Should we just stop saying ‘should’?

I’ve been thinking a lot about the words should and shouldn’t.  There is quite a bit of possible should-ing in my environment at the moment.  I shouldn’t have had to move to Swindon. I should be earning an income by now. The health system should be doing more for my Granny. The UK government shouldn’t be thinking of repealing the Human Rights Act.  All very valid should-ing or shouldn’t-ing (especially that last one, government, WTF).

The trouble with should – however correct we may be – is that it’s denying or blocking what is. It’s also not very loving (which is another thing I’ve been thinking about).

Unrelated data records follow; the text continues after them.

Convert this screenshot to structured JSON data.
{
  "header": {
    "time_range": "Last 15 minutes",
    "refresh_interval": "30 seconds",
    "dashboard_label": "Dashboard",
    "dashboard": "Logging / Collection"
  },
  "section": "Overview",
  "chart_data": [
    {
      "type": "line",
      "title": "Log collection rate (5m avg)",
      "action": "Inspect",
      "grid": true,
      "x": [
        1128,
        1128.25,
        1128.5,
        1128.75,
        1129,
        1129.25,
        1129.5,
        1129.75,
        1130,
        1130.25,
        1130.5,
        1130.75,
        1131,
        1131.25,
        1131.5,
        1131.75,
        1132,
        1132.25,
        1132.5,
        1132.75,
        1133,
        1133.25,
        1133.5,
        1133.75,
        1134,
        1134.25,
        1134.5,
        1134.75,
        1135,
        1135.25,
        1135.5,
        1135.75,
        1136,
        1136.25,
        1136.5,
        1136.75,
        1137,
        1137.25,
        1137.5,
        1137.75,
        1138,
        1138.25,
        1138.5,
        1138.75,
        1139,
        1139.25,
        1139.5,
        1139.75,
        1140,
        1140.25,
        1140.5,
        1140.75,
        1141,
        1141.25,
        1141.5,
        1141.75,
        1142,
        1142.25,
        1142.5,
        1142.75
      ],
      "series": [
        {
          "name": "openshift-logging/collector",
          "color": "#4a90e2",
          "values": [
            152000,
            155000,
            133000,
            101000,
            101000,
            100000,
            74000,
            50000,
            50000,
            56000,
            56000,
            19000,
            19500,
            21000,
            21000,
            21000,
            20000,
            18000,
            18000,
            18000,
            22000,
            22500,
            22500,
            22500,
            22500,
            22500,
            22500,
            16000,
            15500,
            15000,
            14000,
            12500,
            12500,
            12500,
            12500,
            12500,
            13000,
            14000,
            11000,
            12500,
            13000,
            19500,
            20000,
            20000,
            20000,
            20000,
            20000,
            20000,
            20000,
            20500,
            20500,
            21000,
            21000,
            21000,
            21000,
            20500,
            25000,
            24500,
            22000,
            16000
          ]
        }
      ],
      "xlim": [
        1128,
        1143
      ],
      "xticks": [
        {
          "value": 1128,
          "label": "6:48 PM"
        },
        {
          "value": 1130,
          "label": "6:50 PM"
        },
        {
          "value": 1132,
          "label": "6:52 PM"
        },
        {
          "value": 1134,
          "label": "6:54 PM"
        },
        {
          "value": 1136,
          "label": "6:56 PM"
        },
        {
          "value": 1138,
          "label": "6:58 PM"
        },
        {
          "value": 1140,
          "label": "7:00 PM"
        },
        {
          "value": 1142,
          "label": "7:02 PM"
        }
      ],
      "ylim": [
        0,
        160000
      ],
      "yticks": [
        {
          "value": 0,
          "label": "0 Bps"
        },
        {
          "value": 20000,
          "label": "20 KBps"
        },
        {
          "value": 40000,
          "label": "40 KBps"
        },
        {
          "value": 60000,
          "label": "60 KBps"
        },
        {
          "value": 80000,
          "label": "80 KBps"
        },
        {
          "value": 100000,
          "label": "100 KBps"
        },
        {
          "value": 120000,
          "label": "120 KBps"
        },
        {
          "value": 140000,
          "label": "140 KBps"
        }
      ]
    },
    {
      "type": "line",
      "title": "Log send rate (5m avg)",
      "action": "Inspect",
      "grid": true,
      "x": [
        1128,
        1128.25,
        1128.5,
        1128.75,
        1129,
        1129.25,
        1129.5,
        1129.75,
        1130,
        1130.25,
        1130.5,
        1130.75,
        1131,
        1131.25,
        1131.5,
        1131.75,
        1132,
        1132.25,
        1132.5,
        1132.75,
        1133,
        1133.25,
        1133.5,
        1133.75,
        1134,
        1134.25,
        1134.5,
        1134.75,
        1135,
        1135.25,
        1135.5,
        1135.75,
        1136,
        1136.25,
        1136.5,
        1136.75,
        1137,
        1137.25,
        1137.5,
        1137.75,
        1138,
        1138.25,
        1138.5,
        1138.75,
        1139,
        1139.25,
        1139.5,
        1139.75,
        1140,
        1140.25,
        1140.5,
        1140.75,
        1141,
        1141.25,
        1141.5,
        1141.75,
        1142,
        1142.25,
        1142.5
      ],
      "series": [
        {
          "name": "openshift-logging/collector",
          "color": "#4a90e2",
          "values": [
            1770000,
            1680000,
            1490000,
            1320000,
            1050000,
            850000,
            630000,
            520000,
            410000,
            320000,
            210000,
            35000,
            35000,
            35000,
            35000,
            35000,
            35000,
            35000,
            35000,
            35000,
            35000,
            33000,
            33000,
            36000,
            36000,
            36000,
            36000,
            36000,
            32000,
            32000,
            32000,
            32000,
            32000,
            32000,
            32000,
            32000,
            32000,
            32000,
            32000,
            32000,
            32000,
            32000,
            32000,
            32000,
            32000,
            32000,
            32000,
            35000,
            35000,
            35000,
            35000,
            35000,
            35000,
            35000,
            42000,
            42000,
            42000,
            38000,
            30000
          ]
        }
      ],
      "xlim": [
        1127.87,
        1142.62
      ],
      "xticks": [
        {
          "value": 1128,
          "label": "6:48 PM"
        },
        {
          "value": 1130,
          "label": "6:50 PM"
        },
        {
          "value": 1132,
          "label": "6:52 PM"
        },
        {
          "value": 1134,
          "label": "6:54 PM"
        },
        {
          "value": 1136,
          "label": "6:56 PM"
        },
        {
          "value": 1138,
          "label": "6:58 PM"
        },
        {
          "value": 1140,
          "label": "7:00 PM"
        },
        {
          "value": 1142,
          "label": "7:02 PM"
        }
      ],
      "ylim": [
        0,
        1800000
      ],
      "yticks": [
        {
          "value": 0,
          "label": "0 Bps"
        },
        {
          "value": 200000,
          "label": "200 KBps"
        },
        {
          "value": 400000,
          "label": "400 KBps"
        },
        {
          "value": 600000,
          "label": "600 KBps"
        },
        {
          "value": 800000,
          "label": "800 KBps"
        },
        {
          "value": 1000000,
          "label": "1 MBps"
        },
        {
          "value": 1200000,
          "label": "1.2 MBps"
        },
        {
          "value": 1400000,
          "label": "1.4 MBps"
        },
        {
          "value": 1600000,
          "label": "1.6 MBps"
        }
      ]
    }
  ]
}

On the improvisation stage we can’t afford to be should-ing or shouldn’t-ing each other or ourselves. We try to accept what is and work with that.  That’s part of the principle of yes, and. We see / listen to our partner’s offer and accept it so we can build on and respond to what’s really there rather than negate it to create the should version in our mind. After all, my should is not the same as your should (although you really should follow my should because I am right.)

Look, I’m not saying that we can’t sit round after and say what could have been done to make a better show or share a glass of wine over what might make a better family/ health system/ country/ planet. I’m just saying that dwelling in should-land is toxic. Frustrating. Powerless. Unloving.

Accepting what is can be really powerful and active.  When you really see what is and allow it to be true regardless of what should be true, you can respond with commitment in the way that works best for you and your improv scene / life.

And I don’t mean rolling over and letting the world or our scene partner dictate to us.  For example, if someone is playing a racist character on stage, I invite you not to block or ignore the racism as if it isn’t there because it shouldn’t be or succumb to thinking that accepting means your character has to like it.  You can respond angrily or happily or manipulative or loving or whatever feels right to you truthfully and comedically in that scene or sketch.

So, in the spirit of accepting what is rather than continuing to sulk about should, I aim to help the awesome Gatecrash Theatre create an improv scene here in Swindon, look for / create a different kind of income while I see to my Granny’s needs, approach the health system myself instead of waiting for it to come to us, and join Liberty UK.  Because WTF government. WTF.

2 thoughts on “Should we just stop saying ‘should’?”

  1. Great post Clare. Your point about accepting what is reminded me of the Gestalt theory of change: change occurs when we become what we are, not when we try to become what we are not.

    Once we really invest in how we are – warts and all – instead of constantly trying to be something else, then we’re able to change. On stage and off.